Guiding the Googlers
How will the search engine giant's big deal affect K–12 students?
By Evan St. Lifer, Editor -- School Library Journal, 1/1/2005
The library community has been discussing, planning, lamenting and, yes, obsessing over this moment for years. In case you haven't heard, Google, flush with more than $1 billion after a stratospheric initial public offering, has forged agreements with some of the world's leading research libraries to digitize most of their content. The project could take as long as a decade and cost upwards of $150 million.

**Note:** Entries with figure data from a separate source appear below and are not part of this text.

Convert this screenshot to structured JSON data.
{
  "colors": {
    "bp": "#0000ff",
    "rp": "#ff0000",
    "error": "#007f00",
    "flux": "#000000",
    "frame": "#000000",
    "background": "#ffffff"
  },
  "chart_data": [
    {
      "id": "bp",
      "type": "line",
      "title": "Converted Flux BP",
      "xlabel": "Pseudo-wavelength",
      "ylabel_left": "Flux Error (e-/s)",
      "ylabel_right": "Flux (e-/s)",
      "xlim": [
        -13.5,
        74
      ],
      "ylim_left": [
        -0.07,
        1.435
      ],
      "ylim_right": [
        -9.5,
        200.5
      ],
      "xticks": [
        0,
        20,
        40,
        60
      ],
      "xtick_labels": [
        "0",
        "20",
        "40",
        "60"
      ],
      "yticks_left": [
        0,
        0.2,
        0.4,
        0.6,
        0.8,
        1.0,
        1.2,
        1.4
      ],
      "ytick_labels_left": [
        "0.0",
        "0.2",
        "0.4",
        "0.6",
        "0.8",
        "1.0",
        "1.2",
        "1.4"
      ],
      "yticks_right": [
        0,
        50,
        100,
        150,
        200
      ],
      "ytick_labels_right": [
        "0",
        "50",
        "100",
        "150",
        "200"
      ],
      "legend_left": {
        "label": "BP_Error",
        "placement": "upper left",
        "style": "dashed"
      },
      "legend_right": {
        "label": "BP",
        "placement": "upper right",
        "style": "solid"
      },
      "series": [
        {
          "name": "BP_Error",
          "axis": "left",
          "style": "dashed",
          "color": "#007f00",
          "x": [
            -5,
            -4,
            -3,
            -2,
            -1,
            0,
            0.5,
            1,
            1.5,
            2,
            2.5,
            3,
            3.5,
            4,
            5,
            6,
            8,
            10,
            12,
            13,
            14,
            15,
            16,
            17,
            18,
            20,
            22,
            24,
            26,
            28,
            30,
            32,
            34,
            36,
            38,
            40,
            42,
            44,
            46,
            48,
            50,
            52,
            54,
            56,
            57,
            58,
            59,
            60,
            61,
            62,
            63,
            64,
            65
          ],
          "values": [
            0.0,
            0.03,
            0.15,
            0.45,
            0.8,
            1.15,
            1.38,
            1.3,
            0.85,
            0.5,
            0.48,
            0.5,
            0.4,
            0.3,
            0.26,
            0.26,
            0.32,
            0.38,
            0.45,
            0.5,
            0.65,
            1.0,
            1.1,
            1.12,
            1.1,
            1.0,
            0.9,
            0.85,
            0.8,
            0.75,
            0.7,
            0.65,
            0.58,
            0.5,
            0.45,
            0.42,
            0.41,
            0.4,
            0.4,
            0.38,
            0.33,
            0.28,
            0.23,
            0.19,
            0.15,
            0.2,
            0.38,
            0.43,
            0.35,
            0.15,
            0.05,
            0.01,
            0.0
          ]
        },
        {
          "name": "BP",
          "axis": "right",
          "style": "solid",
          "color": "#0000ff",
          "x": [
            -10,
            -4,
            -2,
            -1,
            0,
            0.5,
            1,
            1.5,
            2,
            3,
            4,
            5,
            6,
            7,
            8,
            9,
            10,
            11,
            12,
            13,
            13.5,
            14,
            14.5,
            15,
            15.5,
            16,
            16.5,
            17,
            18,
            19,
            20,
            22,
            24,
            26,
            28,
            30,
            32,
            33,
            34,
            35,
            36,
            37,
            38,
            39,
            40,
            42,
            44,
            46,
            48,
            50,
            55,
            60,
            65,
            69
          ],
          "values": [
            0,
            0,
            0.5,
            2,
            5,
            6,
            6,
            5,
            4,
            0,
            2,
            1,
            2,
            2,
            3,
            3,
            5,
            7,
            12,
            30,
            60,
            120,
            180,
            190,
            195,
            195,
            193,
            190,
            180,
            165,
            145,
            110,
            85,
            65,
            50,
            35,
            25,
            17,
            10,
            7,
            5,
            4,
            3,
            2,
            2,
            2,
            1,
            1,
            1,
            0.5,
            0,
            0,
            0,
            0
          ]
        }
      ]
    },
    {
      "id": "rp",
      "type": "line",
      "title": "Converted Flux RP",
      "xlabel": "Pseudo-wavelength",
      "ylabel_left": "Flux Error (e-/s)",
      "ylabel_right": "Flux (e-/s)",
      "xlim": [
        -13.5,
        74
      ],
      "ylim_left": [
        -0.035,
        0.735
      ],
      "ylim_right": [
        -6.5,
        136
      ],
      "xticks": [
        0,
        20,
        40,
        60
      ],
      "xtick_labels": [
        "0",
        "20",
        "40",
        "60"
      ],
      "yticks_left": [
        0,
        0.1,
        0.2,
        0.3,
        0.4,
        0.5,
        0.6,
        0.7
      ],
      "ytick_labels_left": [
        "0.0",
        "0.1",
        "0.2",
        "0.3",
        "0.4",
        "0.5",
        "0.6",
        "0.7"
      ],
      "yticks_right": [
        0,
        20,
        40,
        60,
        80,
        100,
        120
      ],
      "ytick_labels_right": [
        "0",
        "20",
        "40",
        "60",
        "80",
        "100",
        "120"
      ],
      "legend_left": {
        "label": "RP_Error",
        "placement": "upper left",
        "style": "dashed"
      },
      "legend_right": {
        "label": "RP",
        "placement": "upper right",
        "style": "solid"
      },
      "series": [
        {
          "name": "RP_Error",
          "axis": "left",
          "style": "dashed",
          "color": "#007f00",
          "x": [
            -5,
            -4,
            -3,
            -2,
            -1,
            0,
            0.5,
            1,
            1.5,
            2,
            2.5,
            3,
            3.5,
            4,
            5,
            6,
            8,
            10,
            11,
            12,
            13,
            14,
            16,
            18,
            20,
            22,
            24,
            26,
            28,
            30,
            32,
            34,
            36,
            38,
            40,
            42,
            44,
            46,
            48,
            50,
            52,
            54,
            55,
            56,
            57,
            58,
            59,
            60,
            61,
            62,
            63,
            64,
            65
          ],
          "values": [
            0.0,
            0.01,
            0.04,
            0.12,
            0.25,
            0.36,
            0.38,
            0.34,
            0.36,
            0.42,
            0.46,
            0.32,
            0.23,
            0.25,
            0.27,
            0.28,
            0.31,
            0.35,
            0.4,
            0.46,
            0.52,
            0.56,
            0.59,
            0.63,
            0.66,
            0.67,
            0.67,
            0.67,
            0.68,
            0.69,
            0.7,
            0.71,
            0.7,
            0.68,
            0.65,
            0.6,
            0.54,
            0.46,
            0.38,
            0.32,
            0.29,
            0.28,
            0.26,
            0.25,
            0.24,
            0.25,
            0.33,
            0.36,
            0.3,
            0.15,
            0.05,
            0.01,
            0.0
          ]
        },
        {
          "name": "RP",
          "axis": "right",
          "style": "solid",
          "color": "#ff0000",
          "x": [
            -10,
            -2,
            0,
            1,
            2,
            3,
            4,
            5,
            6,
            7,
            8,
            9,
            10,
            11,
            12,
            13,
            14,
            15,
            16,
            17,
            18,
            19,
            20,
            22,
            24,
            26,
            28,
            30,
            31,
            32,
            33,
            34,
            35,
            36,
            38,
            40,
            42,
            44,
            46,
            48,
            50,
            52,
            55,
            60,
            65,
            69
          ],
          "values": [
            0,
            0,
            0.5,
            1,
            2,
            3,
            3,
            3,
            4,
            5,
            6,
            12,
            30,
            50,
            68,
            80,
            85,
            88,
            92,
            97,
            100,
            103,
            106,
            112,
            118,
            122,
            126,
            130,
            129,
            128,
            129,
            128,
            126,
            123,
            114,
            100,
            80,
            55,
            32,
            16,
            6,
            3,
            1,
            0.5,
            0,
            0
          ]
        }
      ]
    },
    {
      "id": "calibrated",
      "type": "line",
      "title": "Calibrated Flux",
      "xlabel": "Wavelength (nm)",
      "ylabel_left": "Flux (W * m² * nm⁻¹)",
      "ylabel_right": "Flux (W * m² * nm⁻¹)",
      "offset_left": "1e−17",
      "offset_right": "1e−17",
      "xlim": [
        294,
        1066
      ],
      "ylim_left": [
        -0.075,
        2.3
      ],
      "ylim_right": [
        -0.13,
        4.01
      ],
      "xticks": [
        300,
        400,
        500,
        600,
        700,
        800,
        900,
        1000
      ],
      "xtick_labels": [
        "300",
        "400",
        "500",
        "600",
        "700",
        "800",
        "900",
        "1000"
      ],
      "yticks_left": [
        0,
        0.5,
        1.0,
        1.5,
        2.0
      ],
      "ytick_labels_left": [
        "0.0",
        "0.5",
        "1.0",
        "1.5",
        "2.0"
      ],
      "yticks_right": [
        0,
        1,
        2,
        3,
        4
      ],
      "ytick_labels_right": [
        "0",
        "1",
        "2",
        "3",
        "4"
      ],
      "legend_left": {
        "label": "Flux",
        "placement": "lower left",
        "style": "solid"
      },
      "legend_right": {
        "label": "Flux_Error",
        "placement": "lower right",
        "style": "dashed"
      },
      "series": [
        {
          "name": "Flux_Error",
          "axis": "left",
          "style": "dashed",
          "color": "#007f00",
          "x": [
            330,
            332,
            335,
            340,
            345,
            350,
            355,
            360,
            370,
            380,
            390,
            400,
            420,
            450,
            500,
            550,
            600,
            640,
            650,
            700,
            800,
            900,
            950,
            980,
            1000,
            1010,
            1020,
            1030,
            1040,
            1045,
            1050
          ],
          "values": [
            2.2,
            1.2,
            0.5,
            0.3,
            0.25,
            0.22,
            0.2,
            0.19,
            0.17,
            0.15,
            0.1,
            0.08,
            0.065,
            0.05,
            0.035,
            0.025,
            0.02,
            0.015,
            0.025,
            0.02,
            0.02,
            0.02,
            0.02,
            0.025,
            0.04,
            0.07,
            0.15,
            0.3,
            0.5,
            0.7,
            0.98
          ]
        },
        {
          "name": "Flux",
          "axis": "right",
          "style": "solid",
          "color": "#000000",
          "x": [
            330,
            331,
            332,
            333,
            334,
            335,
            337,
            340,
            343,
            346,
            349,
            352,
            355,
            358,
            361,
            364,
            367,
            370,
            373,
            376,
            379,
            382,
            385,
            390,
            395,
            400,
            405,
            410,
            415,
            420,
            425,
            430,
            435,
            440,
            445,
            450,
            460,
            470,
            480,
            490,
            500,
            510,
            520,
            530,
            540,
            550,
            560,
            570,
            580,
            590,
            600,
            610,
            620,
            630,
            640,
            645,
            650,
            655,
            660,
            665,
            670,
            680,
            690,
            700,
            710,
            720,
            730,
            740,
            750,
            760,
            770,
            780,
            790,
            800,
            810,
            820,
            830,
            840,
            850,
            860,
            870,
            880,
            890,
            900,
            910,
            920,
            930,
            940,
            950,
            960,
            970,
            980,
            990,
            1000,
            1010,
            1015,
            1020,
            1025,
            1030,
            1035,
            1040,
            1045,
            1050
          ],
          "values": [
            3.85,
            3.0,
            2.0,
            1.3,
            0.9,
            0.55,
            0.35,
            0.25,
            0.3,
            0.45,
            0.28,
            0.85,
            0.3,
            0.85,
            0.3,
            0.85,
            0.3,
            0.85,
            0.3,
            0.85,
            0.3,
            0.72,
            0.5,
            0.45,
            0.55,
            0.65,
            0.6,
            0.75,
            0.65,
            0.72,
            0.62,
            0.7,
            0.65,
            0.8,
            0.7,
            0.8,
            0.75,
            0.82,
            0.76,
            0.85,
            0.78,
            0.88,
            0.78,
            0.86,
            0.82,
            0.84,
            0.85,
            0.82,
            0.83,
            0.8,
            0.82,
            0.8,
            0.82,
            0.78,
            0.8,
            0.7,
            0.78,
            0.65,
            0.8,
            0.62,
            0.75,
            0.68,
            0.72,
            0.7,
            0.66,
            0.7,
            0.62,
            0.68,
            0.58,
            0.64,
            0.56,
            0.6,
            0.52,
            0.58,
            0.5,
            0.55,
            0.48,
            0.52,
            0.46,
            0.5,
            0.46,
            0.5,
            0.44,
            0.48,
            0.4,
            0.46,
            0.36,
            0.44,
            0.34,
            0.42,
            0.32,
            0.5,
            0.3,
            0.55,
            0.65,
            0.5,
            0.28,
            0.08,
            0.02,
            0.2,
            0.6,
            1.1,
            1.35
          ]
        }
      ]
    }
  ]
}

The romantic notion of the virtual library—or what I prefer to call the "transportable library," a veritable Library of Congress that's easy to reach from one's handheld device—is now upon us. It's not that digital libraries are anything new: several well-established digital initiatives are thriving, with more on the way. It's Google's ability to ratchet up the stakes: a major player is about to digitize the entire book collections of prominent research institutions, including the Stanford and University of Michigan libraries, and a smaller portion of Harvard's and Oxford's collections. This unprecedented deal will pave the way for other Net giants—Yahoo!, Microsoft, and more—to create similar agreements to rival Google's deal, as well as the Library of Congress's own digitization efforts.
While the media (see the New York Times editorial "The Electronic Library," December 21, 2004) and the library field speculate about the impact of Google's latest move on research libraries, I am more concerned about the effect on our younger generations. I'm talking about K–12 students who use "Google" as a verb; the students for whom a research project means a 10- to 12-minute Google search session. Google is what they do, not where they go.
If the world's library holdings are eventually online, how do we defend the use of the physical library? We can't, and we shouldn't. One of the largest and most recent surveys of teens and their online habits, conducted by the U.S. Department of Education, indicates how ingrained the Internet is in their everyday lives. Seven out of 10 teens reported using the Internet for their last big project, and nearly eight out of 10 use the Web to help them with schoolwork.
Librarians can continue to use their information skills to be the gatekeepers of essential knowledge, to guide students through an ever expanding online world, and to play a leading role in honing students' critical thinking skills and promoting inquiry-based learning. Librarians need to help organize this frontier into something more meaningful. Otherwise the Internet runs the risk of devolving into a Googlized version of virtual reality—one in which Google becomes the arbiter of what is relevant.
This month's feature "Instant Web Sites! (Just Add Content)," which begins on page 50, offers some practical advice on how librarians can meet students' and teachers' online needs. While the endeavor is not as simple as the title would have you believe, media specialist Adam Janowski presents an easy-to-follow plan for providing essential Web services, which every librarian who works with children and young adults should offer.